The key phrase in the original Japanese is 「違和感なく」, literally "without feeling something off" or something along those lines. You'll have to take me at my word at this point, but the way Hashino words it in Japanese indicates less to me that he and his team are interested in a complete mechanical and tonal retread of P3 and P4 so much as just making a game where people who got into the series through those games can basically look at 5 and recognize it as a Persona game in its own right.
The big point about that Hashino interview that I maybe should have made more clear when I initially posted my translation was that in terms of the back-and-forth and how Hashino articulates his answers, it was very much so a piece that was originally designed for Japanese consumption. The language just has mechanics embedded within it where it's okay to not explicitly express everything you mean to say when you have a reasonable assumption that your audience is already aware of the basic context and cultural nuances informing the content of what's being spoken. As a translator, I don't think you can do Hashino's personality and his deliberately substantial, but ambiguous answers justice by translating it literally because he wants you to try and read things between the lines of things that he both says out loud
and remains quiet on. And try as I might have to make his answers play more naturally in English, it's hard to get away from the fact that English doesn't share those same conventions about subtlety or silently understood subjects, so a lot of people who aren't necessarily informed into those differences approach that interview as though it was always meant to consumed by them from the start under their cultural expectations when it wasn't at all. I'm not faulting people at all who take who my answers overly literally since it's just a natural way to respond to that content in general if you haven't been brought up around Japanese conversational culture, so to speak.

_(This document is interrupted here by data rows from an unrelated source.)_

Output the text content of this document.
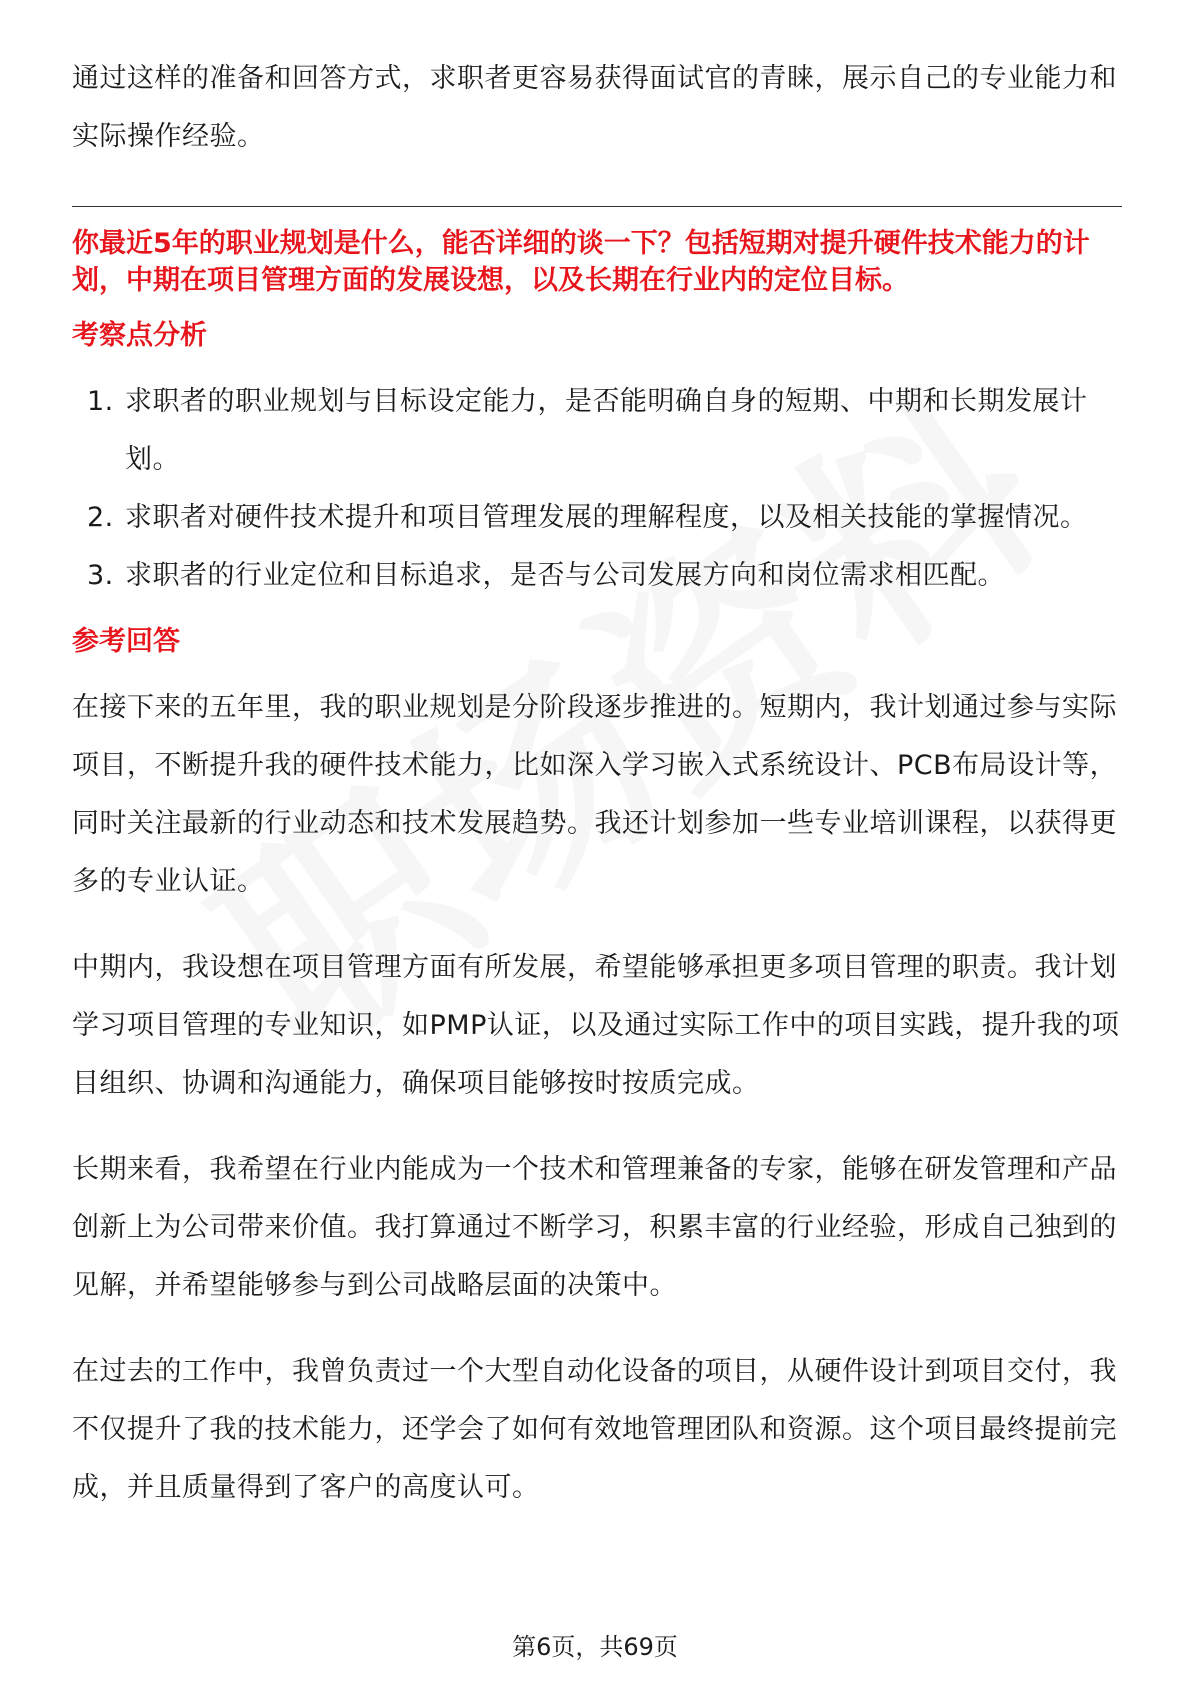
通过这样的准备和回答方式，求职者更容易获得面试官的青睐，展示自己的专业能力和实际操作经验。

你最近5年的职业规划是什么，能否详细的谈一下？包括短期对提升硬件技术能力的计划，中期在项目管理方面的发展设想，以及长期在行业内的定位目标。

考察点分析
1. 求职者的职业规划与目标设定能力，是否能明确自身的短期、中期和长期发展计划。
2. 求职者对硬件技术提升和项目管理发展的理解程度，以及相关技能的掌握情况。
3. 求职者的行业定位和目标追求，是否与公司发展方向和岗位需求相匹配。
参考回答

在接下来的五年里，我的职业规划是分阶段逐步推进的。短期内，我计划通过参与实际项目，不断提升我的硬件技术能力，比如深入学习嵌入式系统设计、PCB布局设计等，同时关注最新的行业动态和技术发展趋势。我还计划参加一些专业培训课程，以获得更多的专业认证。

中期内，我设想在项目管理方面有所发展，希望能够承担更多项目管理的职责。我计划学习项目管理的专业知识，如PMP认证，以及通过实际工作中的项目实践，提升我的项目组织、协调和沟通能力，确保项目能够按时按质完成。

长期来看，我希望在行业内能成为一个技术和管理兼备的专家，能够在研发管理和产品创新上为公司带来价值。我打算通过不断学习，积累丰富的行业经验，形成自己独到的见解，并希望能够参与到公司战略层面的决策中。

在过去的工作中，我曾负责过一个大型自动化设备的项目，从硬件设计到项目交付，我不仅提升了我的技术能力，还学会了如何有效地管理团队和资源。这个项目最终提前完成，并且质量得到了客户的高度认可。

第6页，共69页
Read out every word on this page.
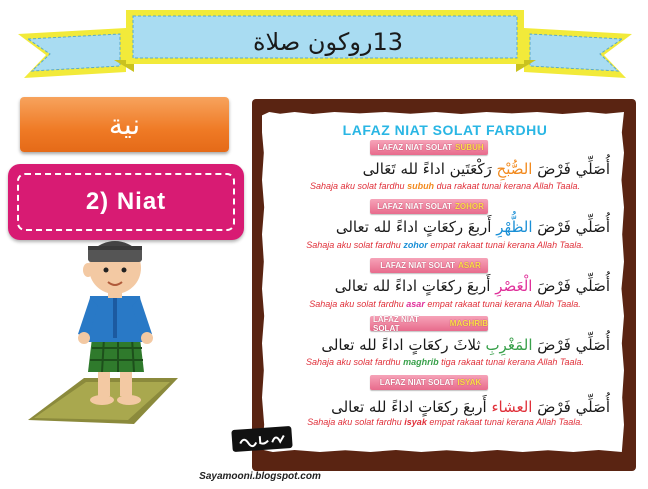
13روكون صلاة
نية
2) Niat
LAFAZ NIAT SOLAT FARDHU
LAFAZ NIAT SOLAT SUBUH
أُصَلِّي فَرْضَ الصُّبْحِ رَكْعَتَين اداءً لله تَعَالى
Sahaja aku solat fardhu subuh dua rakaat tunai kerana Allah Taala.
LAFAZ NIAT SOLAT ZOHOR
أُصَلِّي فَرْضَ الظُّهْرِ أَربعَ ركعَاتٍ اداءً لله تعالى
Sahaja aku solat fardhu zohor empat rakaat tunai kerana Allah Taala.
LAFAZ NIAT SOLAT ASAR
أُصَلِّي فَرْضَ الْعَصْرِ أَربعَ ركعَاتٍ اداءً لله تعالى
Sahaja aku solat fardhu asar empat rakaat tunai kerana Allah Taala.
LAFAZ NIAT SOLAT	MAGHRIB
أُصَلِّي فَرْضَ المَغْرِبِ ثلاثَ ركعَاتٍ اداءً لله تعالى
Sahaja aku solat fardhu maghrib tiga rakaat tunai kerana Allah Taala.
LAFAZ NIAT SOLAT ISYAK
أُصَلِّي فَرْضَ العشاء أَربعَ ركعَاتٍ اداءً لله تعالى
Sahaja aku solat fardhu isyak empat rakaat tunai kerana Allah Taala.
Sayamooni.blogspot.com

I'm still really proud that interview when it comes to my hobbyist work, but the interpretations I've seen from the media and elsewhere have given me a lot to think about moving forward because at the end of the day, it's still totally my job to make those nuances and underlying attitudes apparent in English even if you don't have a background like mine. Hopefully the June issue of the magazine has another fun interview like that to work on so I can get a second shot at improving my translation skills in that respect.